Which left The Book of Lists , that eccentric encyclopedia of the world, boiling down trivia into thick, murky lumps of truth. National Bestseller! It was falling apart. I'd read it many times, but there was always some new list that fell out from between the pages into my lap, tweaking my status quo. Not 6 Positions for Sexual Intercourse or 8 Remarkable Escapes from Devil's Island, I had those memorized. I didn't care that the book was already horribly dated in 1985 (#1 Hero of American Boys and Girls — O. J. Simpson; #1 Most Beautiful Woman of Modern Times — Twiggy). I still respected the classics, like 8 Cases of Spontaneous Combustion and 10 Ghastly Ghosts, which might as well have been commandments carved into stone tablets, eternal and awesome. Spontaneous combustion is a rare occurrence, to be sure, but you never know. Forewarned is forearmed.
Mrs. Gardner padded up from the beach and made her way across the deck. I saw her out of the corner of my eye and ducked into Dr. Ashley Montagu's 10 Worst Well-Known Human Beings in History. (You'd be surprised.) She rapped on the glass. I feigned being startled. She was nice enough — her daughter and son were my sister's age, so we'd had a lot of dealings over the years — but still.
“How you doing, girl?” my father asked cheerfully.
“Just making my way down the beach,” she said. “Mind if I use the facilities?”
Another thing, besides the routine quicksand, was that you had to talk to grown-ups all day if you stayed in the house. They came up for a bathroom stop, to say hello and check off this encounter from their weekend to-do list, to grab the drink that was always offered. Back then I didn't realize that most grown-ups didn't want to talk to you as much as you didn't want to talk to them. Hello, how are you? The smallest interaction made me shrivel as I considered the consequences. My brother and mother and sister, they were known quantities. I knew how to factor in my mother's rare spells of defiance and Reggie's monkey-wrench ways. These people coming up from the beach were rogue variables, and you couldn't predict their effects. The wrong word, the wrong reminiscence might set the afternoon on a new, choppy course. They might say or do something that started a reaction, either when they were there or after they left, hours later when his brooding had got a hold of it and we were the only audience. The sound of the screen door closing behind them was never much of a relief because you didn't know what they'd left behind.

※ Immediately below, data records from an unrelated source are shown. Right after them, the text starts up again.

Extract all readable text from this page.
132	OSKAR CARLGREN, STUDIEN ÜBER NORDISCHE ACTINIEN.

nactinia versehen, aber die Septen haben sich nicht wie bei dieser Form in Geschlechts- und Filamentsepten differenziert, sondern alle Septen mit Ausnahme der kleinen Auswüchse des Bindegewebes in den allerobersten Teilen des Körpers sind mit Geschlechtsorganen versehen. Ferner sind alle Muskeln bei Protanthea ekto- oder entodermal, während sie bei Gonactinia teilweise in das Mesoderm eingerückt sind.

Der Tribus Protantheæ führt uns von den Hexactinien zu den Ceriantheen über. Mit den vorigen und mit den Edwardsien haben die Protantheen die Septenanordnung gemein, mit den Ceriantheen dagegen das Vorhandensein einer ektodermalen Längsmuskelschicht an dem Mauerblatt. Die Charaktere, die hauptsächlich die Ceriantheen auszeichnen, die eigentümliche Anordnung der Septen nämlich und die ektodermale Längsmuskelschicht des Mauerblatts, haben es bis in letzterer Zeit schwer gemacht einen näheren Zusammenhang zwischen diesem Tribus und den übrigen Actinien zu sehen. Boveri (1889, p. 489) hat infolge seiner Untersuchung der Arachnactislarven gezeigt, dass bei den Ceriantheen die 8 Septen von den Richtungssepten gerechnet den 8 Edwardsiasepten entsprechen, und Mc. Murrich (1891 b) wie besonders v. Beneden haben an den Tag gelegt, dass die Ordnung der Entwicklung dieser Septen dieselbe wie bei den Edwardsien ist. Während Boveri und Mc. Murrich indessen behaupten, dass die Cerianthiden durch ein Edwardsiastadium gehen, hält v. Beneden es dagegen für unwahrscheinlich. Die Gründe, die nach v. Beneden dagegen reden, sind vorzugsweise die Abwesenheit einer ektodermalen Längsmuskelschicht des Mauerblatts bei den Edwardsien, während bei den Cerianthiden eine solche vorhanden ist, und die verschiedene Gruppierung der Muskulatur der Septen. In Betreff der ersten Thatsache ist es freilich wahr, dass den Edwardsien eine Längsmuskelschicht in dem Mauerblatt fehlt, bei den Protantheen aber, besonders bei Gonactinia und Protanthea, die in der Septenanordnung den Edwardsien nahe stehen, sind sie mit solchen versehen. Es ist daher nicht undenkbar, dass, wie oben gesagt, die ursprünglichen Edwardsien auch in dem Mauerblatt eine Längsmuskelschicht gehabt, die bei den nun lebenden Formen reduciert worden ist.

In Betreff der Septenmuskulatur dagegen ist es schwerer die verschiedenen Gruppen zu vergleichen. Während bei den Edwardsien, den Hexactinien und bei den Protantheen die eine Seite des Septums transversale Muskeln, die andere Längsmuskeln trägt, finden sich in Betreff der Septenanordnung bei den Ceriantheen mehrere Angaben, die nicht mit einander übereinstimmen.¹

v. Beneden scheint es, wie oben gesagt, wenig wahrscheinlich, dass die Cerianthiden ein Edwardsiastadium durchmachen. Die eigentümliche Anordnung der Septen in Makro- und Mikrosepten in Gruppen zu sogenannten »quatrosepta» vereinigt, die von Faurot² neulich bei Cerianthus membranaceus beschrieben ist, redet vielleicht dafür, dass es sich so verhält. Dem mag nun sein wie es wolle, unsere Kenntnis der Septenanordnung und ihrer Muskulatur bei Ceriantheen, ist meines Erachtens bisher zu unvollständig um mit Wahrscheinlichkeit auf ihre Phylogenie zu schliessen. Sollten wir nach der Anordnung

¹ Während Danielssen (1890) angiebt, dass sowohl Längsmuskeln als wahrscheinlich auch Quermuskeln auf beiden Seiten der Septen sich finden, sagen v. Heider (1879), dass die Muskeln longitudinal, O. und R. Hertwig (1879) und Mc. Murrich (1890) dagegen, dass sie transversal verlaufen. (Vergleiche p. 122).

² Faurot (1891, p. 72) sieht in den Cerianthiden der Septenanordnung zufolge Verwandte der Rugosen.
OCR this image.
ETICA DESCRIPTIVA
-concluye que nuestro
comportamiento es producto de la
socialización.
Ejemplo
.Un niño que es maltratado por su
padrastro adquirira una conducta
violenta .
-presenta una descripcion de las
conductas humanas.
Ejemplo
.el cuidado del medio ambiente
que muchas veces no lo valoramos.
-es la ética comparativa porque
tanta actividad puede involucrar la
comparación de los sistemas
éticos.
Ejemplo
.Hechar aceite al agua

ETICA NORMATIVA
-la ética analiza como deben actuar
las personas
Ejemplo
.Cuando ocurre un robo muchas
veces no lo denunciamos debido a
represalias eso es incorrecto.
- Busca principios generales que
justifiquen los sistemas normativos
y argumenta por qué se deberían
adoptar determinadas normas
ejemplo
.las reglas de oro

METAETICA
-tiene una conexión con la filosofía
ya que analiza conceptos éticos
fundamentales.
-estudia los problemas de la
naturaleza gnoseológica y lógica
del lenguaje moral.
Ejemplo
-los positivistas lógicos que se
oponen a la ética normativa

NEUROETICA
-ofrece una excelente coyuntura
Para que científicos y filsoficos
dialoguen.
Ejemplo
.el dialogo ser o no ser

“You making some of that good barbecue?” Mrs. Gardner asked as she left the bathroom.
“You know me,” he said. “Can I fix you something?”
She went off empty-handed — pre-barbecue visits were always shorter than when food was around — and my father went out to start the fire.
“She better not of stunk up the bathroom,” he said.
I chuckled.
Tock, thunk, rasp, poomp .
Kingsford charcoal, my father's fuel of choice. When it came to grilling, anyway. The coals rustled out of the big blue-and-white bag onto the grate. Gravity had a design, tossing them in a certain arrangement. My father had his own laws, a precise concept of fire formation honed over the years. To people like you and me, a briquette is a briquette. Not to him. He seemed to analyze each coal individually, taking measure of its strengths, deficits, secret potential. The diamond in the darkness. He knew where they needed to go, recognizing the uniqueness of each cube and determining where it fit with the rest of the team. He assembled the pyramid meticulously, perceiving the invisible — the crooked corridors of ventilation between the briquettes, the heat traps and inevitable vectors of released energy, any potential irregularity that might undermine the project. The sublime interconnectedness of it all. He asserted his order. Built his fire.